One way in which he is stereotypically middle class is his passion for keeping his yard well. He writes, “After I neatly trim my front yard, my homeboy from the West Side compliments me by saying, ‘That’s a white man’s lawn.’ My boys and I are living the dream.” He writes further that he wants his son to have the confidence of people who own land and be the kind of person who keeps up his own yard.

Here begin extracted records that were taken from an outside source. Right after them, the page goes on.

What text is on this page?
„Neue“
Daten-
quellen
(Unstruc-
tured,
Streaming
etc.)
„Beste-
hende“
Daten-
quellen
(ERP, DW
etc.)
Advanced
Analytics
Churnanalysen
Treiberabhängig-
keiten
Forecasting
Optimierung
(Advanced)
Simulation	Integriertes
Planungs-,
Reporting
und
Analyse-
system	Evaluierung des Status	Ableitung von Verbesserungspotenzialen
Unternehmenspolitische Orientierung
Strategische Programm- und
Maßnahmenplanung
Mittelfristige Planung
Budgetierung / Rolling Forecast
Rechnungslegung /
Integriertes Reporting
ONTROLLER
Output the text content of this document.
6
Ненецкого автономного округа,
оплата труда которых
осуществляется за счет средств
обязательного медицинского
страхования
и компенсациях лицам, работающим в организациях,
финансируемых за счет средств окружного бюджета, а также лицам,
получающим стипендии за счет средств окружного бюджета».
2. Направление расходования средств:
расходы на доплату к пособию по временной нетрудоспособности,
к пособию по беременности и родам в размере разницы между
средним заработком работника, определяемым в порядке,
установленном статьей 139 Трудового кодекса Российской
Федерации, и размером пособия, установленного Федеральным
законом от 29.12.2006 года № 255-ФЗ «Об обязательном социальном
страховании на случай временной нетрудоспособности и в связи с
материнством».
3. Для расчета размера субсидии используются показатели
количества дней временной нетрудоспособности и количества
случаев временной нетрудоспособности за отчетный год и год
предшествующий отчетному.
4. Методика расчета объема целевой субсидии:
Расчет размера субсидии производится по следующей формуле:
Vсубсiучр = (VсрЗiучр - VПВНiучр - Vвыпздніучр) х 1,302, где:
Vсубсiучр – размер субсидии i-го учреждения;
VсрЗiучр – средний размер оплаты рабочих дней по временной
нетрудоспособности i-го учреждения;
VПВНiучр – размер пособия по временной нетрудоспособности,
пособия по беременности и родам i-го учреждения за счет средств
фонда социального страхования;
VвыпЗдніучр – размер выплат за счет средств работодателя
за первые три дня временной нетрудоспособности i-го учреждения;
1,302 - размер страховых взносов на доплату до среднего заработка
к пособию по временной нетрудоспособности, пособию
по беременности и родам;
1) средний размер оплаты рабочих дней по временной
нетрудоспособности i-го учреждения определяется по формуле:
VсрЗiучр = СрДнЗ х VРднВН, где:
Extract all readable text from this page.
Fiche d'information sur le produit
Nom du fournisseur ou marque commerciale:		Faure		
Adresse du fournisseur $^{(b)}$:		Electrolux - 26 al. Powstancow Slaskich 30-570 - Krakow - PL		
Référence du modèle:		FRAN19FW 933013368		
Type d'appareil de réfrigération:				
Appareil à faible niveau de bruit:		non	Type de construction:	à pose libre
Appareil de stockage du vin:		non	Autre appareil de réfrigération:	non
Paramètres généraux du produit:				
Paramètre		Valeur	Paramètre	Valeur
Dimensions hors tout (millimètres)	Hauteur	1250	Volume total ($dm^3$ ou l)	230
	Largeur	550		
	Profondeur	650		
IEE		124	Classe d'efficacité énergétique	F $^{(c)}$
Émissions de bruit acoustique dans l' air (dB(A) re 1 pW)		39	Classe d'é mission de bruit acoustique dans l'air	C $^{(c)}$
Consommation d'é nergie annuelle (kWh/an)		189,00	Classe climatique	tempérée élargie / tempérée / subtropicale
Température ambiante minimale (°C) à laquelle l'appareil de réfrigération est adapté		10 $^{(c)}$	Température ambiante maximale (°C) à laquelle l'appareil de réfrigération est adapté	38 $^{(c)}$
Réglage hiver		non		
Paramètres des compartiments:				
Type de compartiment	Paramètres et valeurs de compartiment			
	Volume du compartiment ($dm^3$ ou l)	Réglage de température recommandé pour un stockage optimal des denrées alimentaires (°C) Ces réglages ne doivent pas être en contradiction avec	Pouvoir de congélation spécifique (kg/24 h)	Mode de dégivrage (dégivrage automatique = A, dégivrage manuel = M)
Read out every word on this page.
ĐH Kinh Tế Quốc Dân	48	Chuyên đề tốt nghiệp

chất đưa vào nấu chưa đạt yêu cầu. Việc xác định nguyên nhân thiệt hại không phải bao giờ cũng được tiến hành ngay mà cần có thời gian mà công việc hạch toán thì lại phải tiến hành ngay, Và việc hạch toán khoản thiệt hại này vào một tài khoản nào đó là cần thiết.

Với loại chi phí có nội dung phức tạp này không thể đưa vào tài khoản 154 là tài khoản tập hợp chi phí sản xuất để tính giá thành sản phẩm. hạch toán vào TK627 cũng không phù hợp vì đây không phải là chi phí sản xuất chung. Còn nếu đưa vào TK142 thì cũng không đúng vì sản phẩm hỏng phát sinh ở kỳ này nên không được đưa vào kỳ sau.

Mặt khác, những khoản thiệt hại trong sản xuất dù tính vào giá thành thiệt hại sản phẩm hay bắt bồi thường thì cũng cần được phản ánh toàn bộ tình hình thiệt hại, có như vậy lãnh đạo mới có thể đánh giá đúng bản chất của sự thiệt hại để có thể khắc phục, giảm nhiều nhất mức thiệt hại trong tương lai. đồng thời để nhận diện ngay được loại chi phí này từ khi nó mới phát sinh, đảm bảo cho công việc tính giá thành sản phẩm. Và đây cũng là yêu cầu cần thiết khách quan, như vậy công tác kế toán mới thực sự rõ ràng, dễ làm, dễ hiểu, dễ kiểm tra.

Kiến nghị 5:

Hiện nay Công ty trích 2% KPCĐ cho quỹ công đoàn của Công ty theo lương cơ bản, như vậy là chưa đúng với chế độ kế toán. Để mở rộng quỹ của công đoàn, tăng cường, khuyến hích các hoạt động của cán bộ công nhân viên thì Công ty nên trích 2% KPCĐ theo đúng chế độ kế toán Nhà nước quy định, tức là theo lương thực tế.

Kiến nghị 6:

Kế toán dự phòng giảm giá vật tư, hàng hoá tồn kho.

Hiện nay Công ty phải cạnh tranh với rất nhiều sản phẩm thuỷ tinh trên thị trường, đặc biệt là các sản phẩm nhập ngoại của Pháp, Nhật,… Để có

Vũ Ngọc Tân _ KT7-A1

I found this poignant. It relates to a story in my own life. I am a white woman. Years ago I was a reporter in Washington, D.C., covering a story about an apartment building that was being condemned because the landlord wasn’t keeping it fit for human habitation. One Black girl, about 10 years old, said to me, “Why don’t you tell people the real reason it’s so bad?” And I asked her what she thought the real reason was. She said it was because Black people weren’t allowed to keep anything.
I thought at the time, and have thought many times since, what a tragedy it was that a young girl would have a thought like that so internalized, at such a young age. And Jackson, a man of very different circumstances, shows the readers that he has the same worry.
“A deep instinct wants my house to compare favorably to my Albion Road neighbors, the heart surgeons and public health leaders, the neuroscientists, venture capitalists … people whose talent and sought-after skill I admire.”
Lawrence Jackson’s book provides a deep and varied look at his hometown and its history, interesting to people who know little about Baltimore and its history, and to those who know a great deal. It’s not a fast read, but it is a thoughtful one. Its commentaries on the continuing absurdity of being Black in America will likely stay with you.
Susan Storer Clark is a contributor and writing coach for Real Change. A former broadcast journalist, she is currently at work on her second novel.